Masyarakat adat Kimahima dan Maklew juga dengan tegas meminta Pemkab Merauke dan Pemprov Papua Selatan untuk tidak memberikan izin operasi kepada PT Global Papua Abadi (GPA) dan perusahaan peternakan kerbau/sapi dan atau sejenisnya di wilayah adat mereka. Masyarakat adat pemilik hak ulayat selanjutnya meminta MRPS dan DPRD kabupaten untuk memfasilitasi persoalan dimaksud hingga tuntas.
Selain itu, masyarakat adat mendesak agar DPRD Kabupaten Merauke serta MRPS segera membentuk panitia khusus (pansus), untuk mengusut para pihak yang terlibat dalam rencana pemerintah dan perusahaan membuka perkebunan tebu di wilayah Pulau Kimaam. Mereka juga mendesak pemerintah pusat mencabut izin usaha perusahaan tebu PT GPA, dan perusahaan sapi serta kerbau yang hendak berinvestasi di Kimaam.
Sebelum masyarakat adat Kimahima dan Maklew berdemonstrasi, pada 8 Juni 2024, masyarakat adat Suku Yei (salah satu suku besar Merauke yang bermukim di wilayah Distrik Ulilin, Elikobel, Jabebob, dan Sota), dengan tegas menolak rencana pembukaan lahan untuk perkebunan tebu di wilayah adat mereka. Dikutip dari Sorak, media Keuskupan Agung Merauke, sikap penolakan itu disampaikan secara langsung oleh masyarakat adat Yei dalam pertemuan dengan PT Global Papua Abadi (perusahaan tebu yang sedang beroperasi di wilayah Tanah Miring, Jagebob dan sekitarnya), dan perwakilan pemerintah pada Sabtu, 8 Juni 2024.
Terdapat lima poin utama yang menegaskan penolakan masyarakat terhadap rencana perusahaan. Di antaranya, masyarakat adat Suku Yei telah hidup dari sumber daya alam yang melimpah di tanah adat mereka selama berabad-abad, sehingga menolak pembukaan perkebunan tebu di sana.
Tanah adat adalah warisan dari Tuhan dan leluhur yang mengandung norma, nilai, harga diri, dan hukum adat yang harus dipertahankan. Setiap pihak yang berinvestasi di wilayah adat wajib menghormati dan mematuhi semua aturan, nilai, norma, dan hukum adat Suku Yei.

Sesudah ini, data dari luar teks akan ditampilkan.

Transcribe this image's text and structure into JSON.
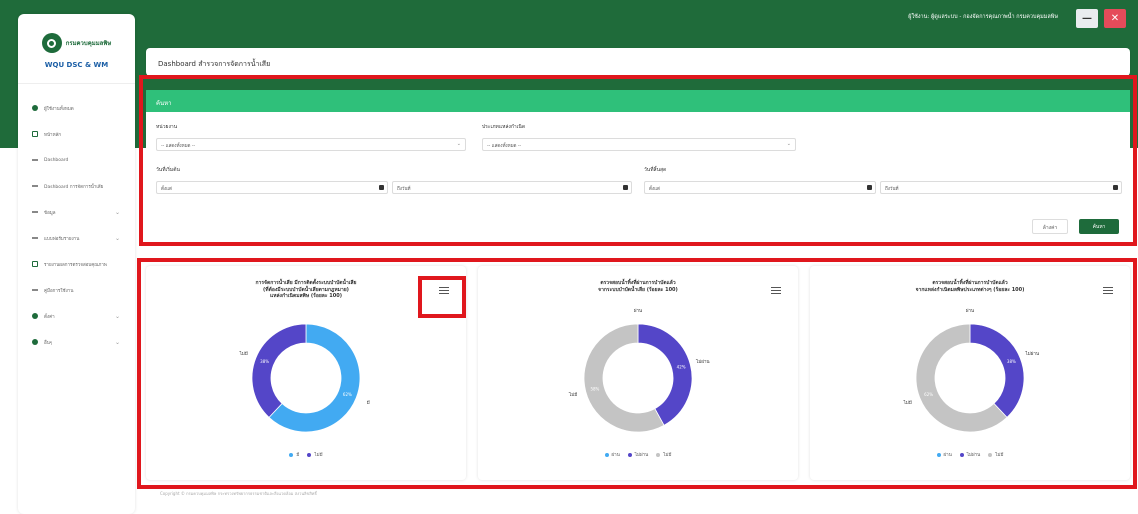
{
  "topbar": {
    "user_text": "ผู้ใช้งาน: ผู้ดูแลระบบ - กองจัดการคุณภาพน้ำ กรมควบคุมมลพิษ",
    "minimize_label": "—",
    "close_label": "✕",
    "colors": {
      "background": "#1f6b3a",
      "close": "#e54b5a"
    }
  },
  "sidebar": {
    "logo_text": "กรมควบคุมมลพิษ",
    "app_name": "WQU DSC & WM",
    "items": [
      {
        "label": "ผู้ใช้งานทั้งหมด",
        "icon": "dot-icon",
        "chevron": ""
      },
      {
        "label": "หน้าหลัก",
        "icon": "document-icon",
        "chevron": ""
      },
      {
        "label": "Dashboard",
        "icon": "line-icon",
        "chevron": ""
      },
      {
        "label": "Dashboard การจัดการน้ำเสีย",
        "icon": "line-icon",
        "chevron": ""
      },
      {
        "label": "ข้อมูล",
        "icon": "line-icon",
        "chevron": "⌄"
      },
      {
        "label": "แบบฟอร์มรายงาน",
        "icon": "line-icon",
        "chevron": "⌄"
      },
      {
        "label": "รายงานผลการตรวจสอบคุณภาพ",
        "icon": "document-icon",
        "chevron": ""
      },
      {
        "label": "คู่มือการใช้งาน",
        "icon": "line-icon",
        "chevron": ""
      },
      {
        "label": "ตั้งค่า",
        "icon": "dot-icon",
        "chevron": "⌄"
      },
      {
        "label": "อื่นๆ",
        "icon": "dot-icon",
        "chevron": "⌄"
      }
    ]
  },
  "page": {
    "title": "Dashboard สำรวจการจัดการน้ำเสีย"
  },
  "filters": {
    "header": "ค้นหา",
    "agency": {
      "label": "หน่วยงาน",
      "value": "-- แสดงทั้งหมด --"
    },
    "source_type": {
      "label": "ประเภทแหล่งกำเนิด",
      "value": "-- แสดงทั้งหมด --"
    },
    "start_date": {
      "label": "วันที่เริ่มต้น",
      "from": "ตั้งแต่",
      "to": "ถึงวันที่"
    },
    "end_date": {
      "label": "วันที่สิ้นสุด",
      "from": "ตั้งแต่",
      "to": "ถึงวันที่"
    },
    "clear_button": "ล้างค่า",
    "search_button": "ค้นหา",
    "colors": {
      "header": "#2fc07a",
      "search_button": "#1e6b3b"
    }
  },
  "charts": [
    {
      "title_lines": [
        "การจัดการน้ำเสีย มีการติดตั้งระบบบำบัดน้ำเสีย",
        "(ที่ต้องมีระบบบำบัดน้ำเสียตามกฎหมาย)",
        "แหล่งกำเนิดมลพิษ (ร้อยละ 100)"
      ],
      "legend": [
        "มี",
        "ไม่มี"
      ]
    },
    {
      "title_lines": [
        "ตรวจสอบน้ำทิ้งที่ผ่านการบำบัดแล้ว",
        "จากระบบบำบัดน้ำเสีย (ร้อยละ 100)"
      ],
      "legend": [
        "ผ่าน",
        "ไม่ผ่าน",
        "ไม่มี"
      ]
    },
    {
      "title_lines": [
        "ตรวจสอบน้ำทิ้งที่ผ่านการบำบัดแล้ว",
        "จากแหล่งกำเนิดมลพิษประเภทต่างๆ (ร้อยละ 100)"
      ],
      "legend": [
        "ผ่าน",
        "ไม่ผ่าน",
        "ไม่มี"
      ]
    }
  ],
  "chart_data": [
    {
      "type": "pie",
      "variant": "donut",
      "categories": [
        "มี",
        "ไม่มี"
      ],
      "values": [
        62,
        38
      ],
      "colors": [
        "#42aaf2",
        "#5446c8"
      ],
      "slice_labels": [
        "มี",
        "ไม่มี"
      ],
      "value_labels": [
        "62%",
        "38%"
      ]
    },
    {
      "type": "pie",
      "variant": "donut",
      "categories": [
        "ผ่าน",
        "ไม่ผ่าน",
        "ไม่มี"
      ],
      "values": [
        0,
        42,
        58
      ],
      "colors": [
        "#42aaf2",
        "#5446c8",
        "#c4c4c4"
      ],
      "slice_labels": [
        "ผ่าน",
        "ไม่ผ่าน",
        "ไม่มี"
      ],
      "value_labels": [
        "0%",
        "42%",
        "58%"
      ]
    },
    {
      "type": "pie",
      "variant": "donut",
      "categories": [
        "ผ่าน",
        "ไม่ผ่าน",
        "ไม่มี"
      ],
      "values": [
        0,
        38,
        62
      ],
      "colors": [
        "#42aaf2",
        "#5446c8",
        "#c4c4c4"
      ],
      "slice_labels": [
        "ผ่าน",
        "ไม่ผ่าน",
        "ไม่มี"
      ],
      "value_labels": [
        "0%",
        "38%",
        "62%"
      ]
    }
  ],
  "footer": {
    "text": "Copyright © กรมควบคุมมลพิษ กระทรวงทรัพยากรธรรมชาติและสิ่งแวดล้อม สงวนลิขสิทธิ์"
  },
  "annotations": {
    "highlight_color": "#e0171d"
  }
}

Poin berikutnya, setiap marga harus melakukan tata batas wilayah adat secara jelas, untuk mencegah konflik sosial yang bisa merusak tatanan dan keharmonisan masyarakat. Terakhir, keberadaan masyarakat adat Suku Yei dan wilayah adat diakui dalam hukum Indonesia, termasuk dalam Pasal 18B UUD RI 1945 dan UU Nomor 02 Tahun 2021 tentang Otonomi Khusus Papua, Putusan Mahkamah Konstitusi No. 35/PUU-X/2012, Perdasus Provinsi Papua No. 23 Tahun 2008 dan Perda Kabupaten Merauke No. 05 Tahun 2013.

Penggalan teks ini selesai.